Eergh, I feel pretty horrible. I have had far too little sleep and done far too much driving this week. I need another holiday now. Ick. I can't be bothered to go into details as to just WHY I had to do so much driving, but it twice resulted in only getting 5 or so hours sleep, and now I've pulled a muscle in my foot from sitting in a traffic jam (and putting the clutch up and down) for two hours. My head hurts. My throat hurts. I'm just really really hoping that it's just because I'm tired, because someone I know has glandular fever, and I really don't want to have caught THAT. I keep feeling slightly like I'm floating, though. Ick.
Don't worry Alexa, I think I'll be fine once I've had some sleep!
Meh, anyways, my throat hurting wasn't helped by working seven hours today. However, it was necessary, because I had an appraisal today and I didn't know what time it would be, so I couldn't cancel one of the shifts. I passed, anyway, so I get a pay rise. Yay! So now I get £8.73 an hour at evenings and weekends, and £7.00 in the day. So that means that my 7 hours today earned me about £55 as opposed to £51. Which is actually a pretty good improvement when you consider it on a monthly basis. Hurrah. I'm working 14 hours this week and 21 next week, and then hopefully 31.5 the two weeks after that, so that should earn me about £785 this month. Which will definitely help the overdraft situation. I should still finish in the black, which means I can go to Berlin and not have to get a job. Which will be nice.

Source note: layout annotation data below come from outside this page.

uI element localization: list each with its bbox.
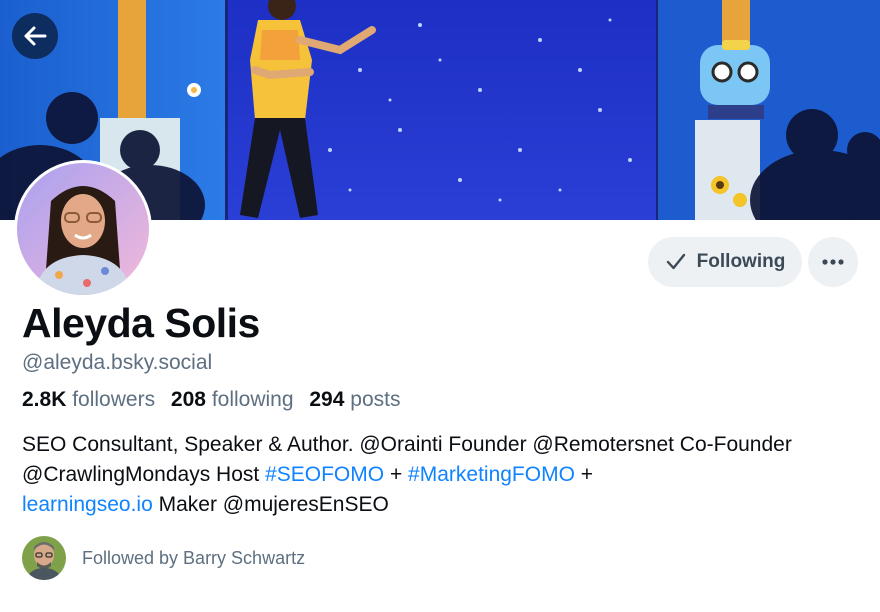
display-name: Aleyda Solis bbox=[22, 300, 260, 346]
more-options-button[interactable] bbox=[808, 237, 858, 287]
back-button[interactable] bbox=[12, 13, 58, 59]
following-button[interactable]: Following bbox=[648, 237, 802, 287]
arrow-left-icon bbox=[24, 26, 47, 46]
follower-avatar[interactable] bbox=[22, 536, 66, 580]
avatar-image bbox=[17, 163, 149, 295]
profile-stats: 2.8K followers 208 following 294 posts bbox=[22, 388, 410, 412]
bio-text: Maker @mujeresEnSEO bbox=[152, 493, 389, 516]
hashtag-marketingfomo[interactable]: #MarketingFOMO bbox=[408, 463, 575, 486]
following-button-label: Following bbox=[696, 251, 786, 272]
posts-label: posts bbox=[350, 388, 401, 411]
handle: @aleyda.bsky.social bbox=[22, 351, 213, 374]
following-label: following bbox=[211, 388, 294, 411]
profile-bio: SEO Consultant, Speaker & Author. @Orain… bbox=[22, 430, 822, 520]
avatar[interactable] bbox=[14, 160, 152, 298]
followers-link[interactable]: 2.8K followers bbox=[22, 388, 155, 411]
follower-avatar-image bbox=[22, 536, 66, 580]
bio-separator: + bbox=[384, 463, 409, 486]
followed-by-text: Followed by Barry Schwartz bbox=[82, 547, 306, 568]
following-count: 208 bbox=[170, 388, 206, 411]
followed-by[interactable]: Followed by Barry Schwartz bbox=[22, 536, 305, 580]
ellipsis-icon bbox=[822, 259, 844, 265]
followers-count: 2.8K bbox=[22, 388, 67, 411]
posts-count: 294 bbox=[309, 388, 345, 411]
check-icon bbox=[666, 253, 685, 270]
followers-label: followers bbox=[72, 388, 156, 411]
bio-separator: + bbox=[574, 463, 594, 486]
following-link[interactable]: 208 following bbox=[171, 388, 294, 411]
bio-link-learningseo[interactable]: learningseo.io bbox=[22, 493, 153, 516]
posts-stat: 294 posts bbox=[309, 388, 400, 411]
hashtag-seofomo[interactable]: #SEOFOMO bbox=[265, 463, 384, 486]
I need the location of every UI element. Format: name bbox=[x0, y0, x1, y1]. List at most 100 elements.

My Grandad went back to New Zealand today. He hasn't changed since I last saw him, when I was 13. I hope I can go over there once I've finished my degree. I want to see all my relatives, and none of them can really afford to come over here that much - exchange rates really don't allow for it. I wish that he'd never gone over there, though, because he was always my favourite grandparent when I was small, and he still is - I just don't see him enough to have that much of a relationship with him now. I've always felt kind of guilty about him going, because I know my parents tried to persuade him out of it, and I've always wondered if I'd asked him not to go, he would have decided to stay. I think he thought my parents had some kind of ulterior motive for persuading him to stay - but if I'd asked, maybe it would have made a difference.
But never mind. What's done is done. I'm going to sleep now, because I feel like someone has hit me with a sledgehammer.